Wednesday, February 09, 2005

This Best of All Possible Worlds

Bud, Not Buddy, by Christopher Paul Curtis, Read by Paul Avery, Random House, Inc., 2000


While this book is a children’s novel and is recommended for listeners age seven and up, it is both good enough for adult readers and not good enough for children. It is a short, pleasurable read that had me smiling all the way through at ten year old Bud Caldwell’s exuberant and childish view of the world, while at the same time younger readers may find the lack of menace from the world of adults can ring untrue.

Throughout this story, which is essential childhood quest clichĂ© — young Bud, orphaned, sets out to find his real father — with some slight variations, adults are overwhelmingly good-hearted. Of the two bad adult characters, the mean ones, the first is rushed off the stage after only treading it for perhaps five minutes, while the second only lingers at the edges before being embraced in the story’s bosom. I certainly don’t think that all books, adults’ and children’s should unearth the worst in humanity, but neither do I think readers are particularly well served by authors who paint everything in such rose-tinted sepia.

Even though Bud’s story starts straight off with one tribulation after another, he keeps his youthful exhilaration and optimism about him, and his struggles never really seem to affect him. Within the first two chapters, we learn that he is an orphan, that he’s getting placed with yet another foster family, that he gets beat up by his foster brother, and that when the family gets mad at Bud for the fight they lock him in a shed where he is attacked by wasps. Anyone else might be a trifle more bitter. But not Bud. He’s good-natured enough that his entire revenge for all this is to sneak into his foster brother’s room and do the hot-water-bedwetting trick on the boy.

When he escapes, because it’s the Depression, he first goes to a bread-line for breakfast then to his favorite hideout and retreat: the library. This starts disc two with a nice long love letter to libraries and books. The smells of paper, the new dust jackets, and the coolness of the air. There he is foiled in finding assistance from his favorite librarian, who has married and moved away to Chicago, a somewhat pointless bit of backstory with which nothing is done. When he hooks up with another orphanage boy, Bugs, they decide to ride the rails out west. Bud is sold on the deal when Bugs tells him how you can go to the bathroom by just hanging out the side of the train and “you get a pretty good breeze.”

When this plan fails, Bug managing to get on the train while Bud falls on his face, our irrepressible hero decides its time to begin tracking down the man he believes is his father, Herman E. Calloway, a bandleader of a small jazz band. Bud has no evidence for this, just the child’s unshakable belief in unspoken assumptions, buoyed by the fact that his mother kept a couple flyers from the band’s appearance in Flint.

The road trip to catch up with Calloway is a bit unbelievable, though filled with humorous events, characters who pop up and provide a frankly implausible level of assistance.

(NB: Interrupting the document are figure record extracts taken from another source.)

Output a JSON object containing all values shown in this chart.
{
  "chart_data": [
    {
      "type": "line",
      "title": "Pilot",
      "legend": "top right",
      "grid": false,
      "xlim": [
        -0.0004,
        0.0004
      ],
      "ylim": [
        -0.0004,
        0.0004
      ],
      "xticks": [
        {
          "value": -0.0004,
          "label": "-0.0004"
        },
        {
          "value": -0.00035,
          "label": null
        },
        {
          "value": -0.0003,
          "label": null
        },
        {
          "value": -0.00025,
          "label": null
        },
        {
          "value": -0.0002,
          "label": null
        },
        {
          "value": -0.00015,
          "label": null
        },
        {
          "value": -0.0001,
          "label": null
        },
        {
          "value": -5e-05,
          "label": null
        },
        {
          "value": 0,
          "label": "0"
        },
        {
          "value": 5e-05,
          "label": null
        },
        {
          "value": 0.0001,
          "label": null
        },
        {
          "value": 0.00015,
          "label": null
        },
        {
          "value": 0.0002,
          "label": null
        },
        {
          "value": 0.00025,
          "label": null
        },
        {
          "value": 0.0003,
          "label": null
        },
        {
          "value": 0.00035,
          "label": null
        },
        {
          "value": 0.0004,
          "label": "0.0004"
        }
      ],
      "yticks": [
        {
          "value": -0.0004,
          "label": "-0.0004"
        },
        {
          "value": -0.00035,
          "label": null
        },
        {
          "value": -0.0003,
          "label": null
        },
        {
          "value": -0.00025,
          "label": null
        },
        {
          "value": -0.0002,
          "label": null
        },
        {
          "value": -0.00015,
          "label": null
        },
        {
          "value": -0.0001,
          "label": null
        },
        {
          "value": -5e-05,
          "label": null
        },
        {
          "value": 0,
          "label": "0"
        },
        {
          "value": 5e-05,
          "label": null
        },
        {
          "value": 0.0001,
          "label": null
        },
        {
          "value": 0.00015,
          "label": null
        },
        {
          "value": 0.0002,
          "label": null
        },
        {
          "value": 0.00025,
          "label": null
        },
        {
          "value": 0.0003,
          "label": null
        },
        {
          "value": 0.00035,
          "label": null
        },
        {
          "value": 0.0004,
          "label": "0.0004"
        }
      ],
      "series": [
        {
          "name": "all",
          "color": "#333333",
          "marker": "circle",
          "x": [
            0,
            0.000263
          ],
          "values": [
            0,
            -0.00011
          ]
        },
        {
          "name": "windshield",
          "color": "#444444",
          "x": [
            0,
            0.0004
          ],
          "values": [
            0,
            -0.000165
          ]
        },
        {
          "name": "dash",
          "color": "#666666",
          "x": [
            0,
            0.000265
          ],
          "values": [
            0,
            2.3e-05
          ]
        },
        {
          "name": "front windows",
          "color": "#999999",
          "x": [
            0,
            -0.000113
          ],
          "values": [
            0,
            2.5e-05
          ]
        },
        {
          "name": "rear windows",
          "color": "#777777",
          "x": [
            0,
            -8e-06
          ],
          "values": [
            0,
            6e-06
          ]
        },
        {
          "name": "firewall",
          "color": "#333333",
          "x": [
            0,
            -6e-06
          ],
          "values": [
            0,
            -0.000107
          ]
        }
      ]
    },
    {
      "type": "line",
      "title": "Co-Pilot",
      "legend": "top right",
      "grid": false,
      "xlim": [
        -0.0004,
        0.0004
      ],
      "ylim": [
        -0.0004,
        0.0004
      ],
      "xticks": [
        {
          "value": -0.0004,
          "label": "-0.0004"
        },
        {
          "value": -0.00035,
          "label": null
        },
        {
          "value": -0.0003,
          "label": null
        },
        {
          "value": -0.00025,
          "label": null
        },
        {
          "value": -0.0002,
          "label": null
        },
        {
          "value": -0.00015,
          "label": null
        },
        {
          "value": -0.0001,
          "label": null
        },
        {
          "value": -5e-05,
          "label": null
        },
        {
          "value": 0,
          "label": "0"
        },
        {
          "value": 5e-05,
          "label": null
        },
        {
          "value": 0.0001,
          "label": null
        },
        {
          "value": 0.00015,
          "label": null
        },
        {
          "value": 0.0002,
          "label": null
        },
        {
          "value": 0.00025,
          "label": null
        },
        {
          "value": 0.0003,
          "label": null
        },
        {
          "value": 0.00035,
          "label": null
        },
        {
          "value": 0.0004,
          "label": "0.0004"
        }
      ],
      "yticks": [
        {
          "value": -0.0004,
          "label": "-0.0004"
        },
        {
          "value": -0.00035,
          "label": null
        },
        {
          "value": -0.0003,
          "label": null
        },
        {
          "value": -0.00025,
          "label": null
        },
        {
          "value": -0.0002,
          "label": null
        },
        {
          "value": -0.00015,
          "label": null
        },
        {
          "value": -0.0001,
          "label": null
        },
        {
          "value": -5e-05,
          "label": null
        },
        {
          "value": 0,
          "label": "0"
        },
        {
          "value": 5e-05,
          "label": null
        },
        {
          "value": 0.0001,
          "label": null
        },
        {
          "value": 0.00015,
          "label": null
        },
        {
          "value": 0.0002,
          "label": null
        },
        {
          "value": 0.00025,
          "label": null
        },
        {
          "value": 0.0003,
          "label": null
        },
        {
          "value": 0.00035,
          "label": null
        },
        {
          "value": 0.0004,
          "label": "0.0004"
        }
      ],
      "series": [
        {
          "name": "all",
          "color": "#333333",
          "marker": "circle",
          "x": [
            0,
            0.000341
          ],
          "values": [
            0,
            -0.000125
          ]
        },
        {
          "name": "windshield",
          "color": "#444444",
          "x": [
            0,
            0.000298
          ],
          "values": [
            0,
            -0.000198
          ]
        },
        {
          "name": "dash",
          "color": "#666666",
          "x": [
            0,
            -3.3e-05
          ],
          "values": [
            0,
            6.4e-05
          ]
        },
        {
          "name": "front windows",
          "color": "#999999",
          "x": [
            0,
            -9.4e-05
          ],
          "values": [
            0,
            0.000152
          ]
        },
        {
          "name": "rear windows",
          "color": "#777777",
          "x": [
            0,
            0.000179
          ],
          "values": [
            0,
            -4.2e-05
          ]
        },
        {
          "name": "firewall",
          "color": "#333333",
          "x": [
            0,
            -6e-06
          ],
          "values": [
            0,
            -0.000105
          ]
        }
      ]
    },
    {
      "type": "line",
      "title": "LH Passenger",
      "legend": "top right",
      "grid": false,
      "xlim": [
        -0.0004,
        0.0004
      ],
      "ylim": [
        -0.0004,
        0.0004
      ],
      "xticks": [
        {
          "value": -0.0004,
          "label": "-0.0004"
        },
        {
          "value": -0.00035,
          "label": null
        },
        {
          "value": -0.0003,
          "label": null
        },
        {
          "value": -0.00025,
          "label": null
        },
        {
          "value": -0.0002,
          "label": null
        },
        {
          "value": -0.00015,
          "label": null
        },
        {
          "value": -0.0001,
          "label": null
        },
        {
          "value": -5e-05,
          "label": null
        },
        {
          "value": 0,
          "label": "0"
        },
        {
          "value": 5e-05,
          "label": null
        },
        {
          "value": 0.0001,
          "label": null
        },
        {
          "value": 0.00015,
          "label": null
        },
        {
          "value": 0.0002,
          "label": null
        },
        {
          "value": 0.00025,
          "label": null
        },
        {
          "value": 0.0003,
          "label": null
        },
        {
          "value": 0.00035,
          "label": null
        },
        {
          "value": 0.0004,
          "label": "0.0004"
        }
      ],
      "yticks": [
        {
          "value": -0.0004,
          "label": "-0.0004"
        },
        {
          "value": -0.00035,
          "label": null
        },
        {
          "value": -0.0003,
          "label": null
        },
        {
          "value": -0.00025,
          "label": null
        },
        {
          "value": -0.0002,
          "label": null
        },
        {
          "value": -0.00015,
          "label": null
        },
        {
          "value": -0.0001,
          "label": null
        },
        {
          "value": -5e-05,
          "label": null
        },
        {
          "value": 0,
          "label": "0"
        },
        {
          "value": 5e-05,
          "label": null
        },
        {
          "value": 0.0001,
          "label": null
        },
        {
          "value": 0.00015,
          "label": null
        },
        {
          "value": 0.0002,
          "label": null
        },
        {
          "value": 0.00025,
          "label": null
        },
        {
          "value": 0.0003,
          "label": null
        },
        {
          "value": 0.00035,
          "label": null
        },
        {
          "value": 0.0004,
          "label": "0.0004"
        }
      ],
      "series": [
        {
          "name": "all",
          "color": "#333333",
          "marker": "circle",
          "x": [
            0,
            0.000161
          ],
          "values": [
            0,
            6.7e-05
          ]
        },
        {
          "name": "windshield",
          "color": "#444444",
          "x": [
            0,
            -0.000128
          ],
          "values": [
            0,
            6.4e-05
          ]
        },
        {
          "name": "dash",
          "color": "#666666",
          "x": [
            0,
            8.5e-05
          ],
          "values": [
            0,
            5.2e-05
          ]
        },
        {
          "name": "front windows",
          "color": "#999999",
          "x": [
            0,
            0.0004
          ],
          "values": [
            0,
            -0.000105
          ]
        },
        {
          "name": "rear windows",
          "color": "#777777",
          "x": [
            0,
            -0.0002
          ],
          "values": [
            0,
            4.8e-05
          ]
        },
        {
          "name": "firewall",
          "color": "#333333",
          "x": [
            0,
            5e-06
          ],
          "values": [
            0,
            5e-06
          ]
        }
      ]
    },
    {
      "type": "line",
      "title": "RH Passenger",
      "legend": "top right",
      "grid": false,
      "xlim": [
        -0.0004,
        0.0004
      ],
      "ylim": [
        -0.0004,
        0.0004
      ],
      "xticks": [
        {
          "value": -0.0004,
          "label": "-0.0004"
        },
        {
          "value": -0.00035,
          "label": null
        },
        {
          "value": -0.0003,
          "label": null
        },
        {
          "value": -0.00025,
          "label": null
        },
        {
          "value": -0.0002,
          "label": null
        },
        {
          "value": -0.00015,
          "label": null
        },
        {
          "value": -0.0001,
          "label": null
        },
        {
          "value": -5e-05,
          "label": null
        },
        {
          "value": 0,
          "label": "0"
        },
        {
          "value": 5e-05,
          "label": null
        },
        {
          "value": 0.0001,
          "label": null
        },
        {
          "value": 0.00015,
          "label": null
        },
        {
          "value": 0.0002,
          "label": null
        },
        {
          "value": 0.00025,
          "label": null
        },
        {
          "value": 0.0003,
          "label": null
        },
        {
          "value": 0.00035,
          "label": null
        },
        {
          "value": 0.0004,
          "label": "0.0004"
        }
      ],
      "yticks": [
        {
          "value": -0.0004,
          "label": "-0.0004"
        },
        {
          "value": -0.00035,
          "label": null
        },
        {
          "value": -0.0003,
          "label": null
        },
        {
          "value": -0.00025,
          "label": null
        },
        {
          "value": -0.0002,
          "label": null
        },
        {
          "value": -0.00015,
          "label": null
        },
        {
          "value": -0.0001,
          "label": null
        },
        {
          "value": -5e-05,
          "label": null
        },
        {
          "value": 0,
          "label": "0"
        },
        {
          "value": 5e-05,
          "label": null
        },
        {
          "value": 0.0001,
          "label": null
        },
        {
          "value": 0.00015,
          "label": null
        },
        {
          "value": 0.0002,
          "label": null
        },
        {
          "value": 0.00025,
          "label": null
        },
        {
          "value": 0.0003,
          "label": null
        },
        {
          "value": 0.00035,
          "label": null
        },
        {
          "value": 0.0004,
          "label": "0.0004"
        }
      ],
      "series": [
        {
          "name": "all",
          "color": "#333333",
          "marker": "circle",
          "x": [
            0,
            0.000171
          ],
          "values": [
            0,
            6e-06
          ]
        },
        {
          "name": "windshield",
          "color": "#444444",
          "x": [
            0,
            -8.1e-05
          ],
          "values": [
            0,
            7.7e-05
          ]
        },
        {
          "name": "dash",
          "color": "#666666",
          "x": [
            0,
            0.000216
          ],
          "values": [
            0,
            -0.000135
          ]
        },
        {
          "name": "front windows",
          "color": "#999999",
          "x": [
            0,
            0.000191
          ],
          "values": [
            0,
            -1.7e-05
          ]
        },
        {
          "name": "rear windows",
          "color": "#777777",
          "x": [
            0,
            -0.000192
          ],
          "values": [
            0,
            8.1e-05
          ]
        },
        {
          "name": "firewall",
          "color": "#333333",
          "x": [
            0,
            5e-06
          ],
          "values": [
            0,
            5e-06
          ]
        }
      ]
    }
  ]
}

While I would truly like to believe adults were this fine and upstanding even during the Great Depression, and while some leeway should be given to a children’s book, Curtis needn’t have gilded the lily so thoroughly. The Pinkerton goons don’t fire on the tramps trying to jump the train, white librarians give little black boys books of Civil War photographs just because, a Pullman porter out late at night gives Bud a ride first back into Flint then all the way to Grand Rapids, then the jazz band adopts Bud right off the bat and lets him come live with them. Everything is a bit too pat and everything turns out for the best as though this were a Panglossian fable.

Part of what makes the book enjoyable however, is simply Bud. He is witty, discourses at length on his long, long list of Bud Caldwell’s Rules and Things for Having a Funner Life and Making a Better Liar Out of Yourself, and favors us with enjoyably novel metaphors like : “trapped like a cockroach under a dishcloth.” Most of his rules and maxims are how to handle adults and what coded language adults use with children, like “gone” means “dead” and “I need your help” means “go get something for me.” This character, with a far more challenging journey, would have made for a truly excellent book.

Reader James Avery is a familiar voice from TV, especially for those who grew up in the 80s watching The Fresh Prince of Bel-Air. Here he reads with the breathless youthful excitement of a child and with an infectious sense of enjoyment. The lightness of the book’s composition is easily overlooked by simply settling back to enjoy without too much critical effort.